Similarly unafraid to tackle hard-hitting issues, Rachel Lane’s £39 (The Becket School, Nottingham) delves into life in a horrifically unforgiving benefits system with a side order of reality TV exploitation. Amping up the highly theatrical side of her writing, this emerged as one of the more intriguing pieces, excitingly reflective of a desire to tell stories in different ways.
The heart of £39’s story lies in the senstively depicted relationship between bipolar mother Jessica and her six-year-old daughter, one of those impossibly wise kids (“She lies because she loves me”) and all credit to Emma Naomi and Annabel Brook for realising it so well under Shane Dempsey’s direction. Lane could perhaps afford to rein back a little on the dastardliness of the benefits officer (would she really have been so uncaring about childcare arrangements? Actually, I’d believe it of this administration…) but I really admired the structuring of her play. More please.
Ashes to Ashes, Oolong to Assam by Sol Alberman (Camden School for Girls, London) picked a different path by disarming us with some neatly observational humour before winding up in Secret History-esque intrigue. And as Annabel Bates’ excellent Kay chatters on endless about cup of teas to the taciturn Simon (Joseph Adelakun), the depth of the grief they’re both scarcely trying to mask become more and more apparent.
The nature of the genre and the truncated lengths here mean that an awful lot has to be unspooled in a short final burst and if dramatically there’s a little work to be done, the crispness and insightful nature of Alberman’s dialogue is a delight. The chat about what we really mean when we’re talking about the weather is solid gold, and all the haiku work was inspired.
And last but by no means least, Star Gaze’s Blue is a Boy’s Colour (Camden School for Girls, London) returns us to the hot button topic section of the programme, offering a much needed shift in perspective on transgender narratives. Teenagers Anna and Blue have something to tell their mother and they’re not sure she’s going to like it, not least because their pyromanic brother just got his hands on a neighbour’s dog.

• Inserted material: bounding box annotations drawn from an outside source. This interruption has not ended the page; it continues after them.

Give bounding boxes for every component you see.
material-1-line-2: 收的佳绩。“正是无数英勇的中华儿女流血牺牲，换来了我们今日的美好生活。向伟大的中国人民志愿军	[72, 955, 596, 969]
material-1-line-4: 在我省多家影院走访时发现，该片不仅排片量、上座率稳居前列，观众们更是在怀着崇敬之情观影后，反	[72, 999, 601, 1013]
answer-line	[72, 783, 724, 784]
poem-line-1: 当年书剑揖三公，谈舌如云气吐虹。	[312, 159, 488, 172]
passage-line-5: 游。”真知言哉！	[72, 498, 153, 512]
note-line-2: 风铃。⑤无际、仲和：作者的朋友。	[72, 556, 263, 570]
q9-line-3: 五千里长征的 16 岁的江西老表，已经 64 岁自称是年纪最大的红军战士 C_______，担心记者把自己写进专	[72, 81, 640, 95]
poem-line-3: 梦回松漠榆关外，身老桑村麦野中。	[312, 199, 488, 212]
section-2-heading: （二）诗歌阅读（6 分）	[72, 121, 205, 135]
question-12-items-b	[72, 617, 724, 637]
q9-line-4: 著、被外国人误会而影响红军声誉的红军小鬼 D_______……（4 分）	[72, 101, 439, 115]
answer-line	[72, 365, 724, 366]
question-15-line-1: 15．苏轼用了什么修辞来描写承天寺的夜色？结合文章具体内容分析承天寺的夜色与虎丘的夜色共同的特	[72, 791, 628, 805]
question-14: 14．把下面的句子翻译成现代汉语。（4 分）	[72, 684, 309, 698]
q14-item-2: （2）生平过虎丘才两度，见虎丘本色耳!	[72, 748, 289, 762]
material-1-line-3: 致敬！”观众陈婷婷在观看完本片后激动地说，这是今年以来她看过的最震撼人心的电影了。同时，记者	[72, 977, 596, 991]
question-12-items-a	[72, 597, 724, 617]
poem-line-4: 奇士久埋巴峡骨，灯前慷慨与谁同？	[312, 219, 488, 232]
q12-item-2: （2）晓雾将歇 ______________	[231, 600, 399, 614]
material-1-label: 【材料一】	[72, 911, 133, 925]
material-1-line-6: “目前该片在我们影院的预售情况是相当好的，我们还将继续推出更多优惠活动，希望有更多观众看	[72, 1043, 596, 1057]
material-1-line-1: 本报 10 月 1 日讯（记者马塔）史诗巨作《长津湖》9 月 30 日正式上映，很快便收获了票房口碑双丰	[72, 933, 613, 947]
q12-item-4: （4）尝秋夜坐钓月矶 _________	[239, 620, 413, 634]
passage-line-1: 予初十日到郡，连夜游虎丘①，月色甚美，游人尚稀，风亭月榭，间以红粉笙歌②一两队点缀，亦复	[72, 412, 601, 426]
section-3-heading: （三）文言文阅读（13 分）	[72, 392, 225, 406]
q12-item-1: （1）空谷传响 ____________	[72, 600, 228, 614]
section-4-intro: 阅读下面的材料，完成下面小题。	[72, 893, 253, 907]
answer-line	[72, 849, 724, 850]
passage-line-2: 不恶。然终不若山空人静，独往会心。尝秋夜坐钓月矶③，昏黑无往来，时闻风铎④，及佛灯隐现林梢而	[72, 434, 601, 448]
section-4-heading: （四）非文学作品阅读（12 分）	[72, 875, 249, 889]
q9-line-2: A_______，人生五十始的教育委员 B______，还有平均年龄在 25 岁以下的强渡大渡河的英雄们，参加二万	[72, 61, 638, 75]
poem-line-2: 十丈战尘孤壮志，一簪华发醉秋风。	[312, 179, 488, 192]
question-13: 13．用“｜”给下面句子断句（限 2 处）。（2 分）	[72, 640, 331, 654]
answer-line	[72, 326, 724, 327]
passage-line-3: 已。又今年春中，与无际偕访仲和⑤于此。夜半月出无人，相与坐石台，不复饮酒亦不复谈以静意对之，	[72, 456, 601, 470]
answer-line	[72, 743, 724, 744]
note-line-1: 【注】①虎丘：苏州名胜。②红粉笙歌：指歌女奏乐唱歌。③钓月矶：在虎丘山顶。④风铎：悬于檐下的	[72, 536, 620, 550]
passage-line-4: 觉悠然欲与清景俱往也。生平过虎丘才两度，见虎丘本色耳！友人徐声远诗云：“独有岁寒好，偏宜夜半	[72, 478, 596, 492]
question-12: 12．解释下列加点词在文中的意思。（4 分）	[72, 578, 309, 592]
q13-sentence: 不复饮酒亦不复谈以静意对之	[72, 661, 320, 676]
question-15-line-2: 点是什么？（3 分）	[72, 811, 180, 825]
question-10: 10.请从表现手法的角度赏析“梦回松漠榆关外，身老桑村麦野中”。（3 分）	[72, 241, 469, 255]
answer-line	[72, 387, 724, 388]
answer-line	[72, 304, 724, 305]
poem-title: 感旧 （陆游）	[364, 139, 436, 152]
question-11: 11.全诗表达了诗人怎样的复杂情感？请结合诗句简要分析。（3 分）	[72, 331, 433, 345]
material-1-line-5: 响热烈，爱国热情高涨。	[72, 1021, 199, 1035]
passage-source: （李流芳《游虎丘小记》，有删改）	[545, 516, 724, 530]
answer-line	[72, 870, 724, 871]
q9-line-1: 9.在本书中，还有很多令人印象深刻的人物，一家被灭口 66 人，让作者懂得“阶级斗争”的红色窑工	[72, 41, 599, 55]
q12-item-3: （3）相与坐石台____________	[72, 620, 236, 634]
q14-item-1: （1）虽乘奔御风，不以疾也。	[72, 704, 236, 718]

For Blue is a manifestation of Anna’s emergent transgender identity, a voice that comforts and cajoles, explains and exasperates, as Anna goes through the process of determining her identity. And where Gaze excels is in showing the complexity of such a decision and the weight of so many other external factors that come into play when coming out – the interplay between personal freedom and familial responsbility being a crucial one. It also helps having the marvellous Shannon Tarbet in your cast. I’d love to see this one develop in the future.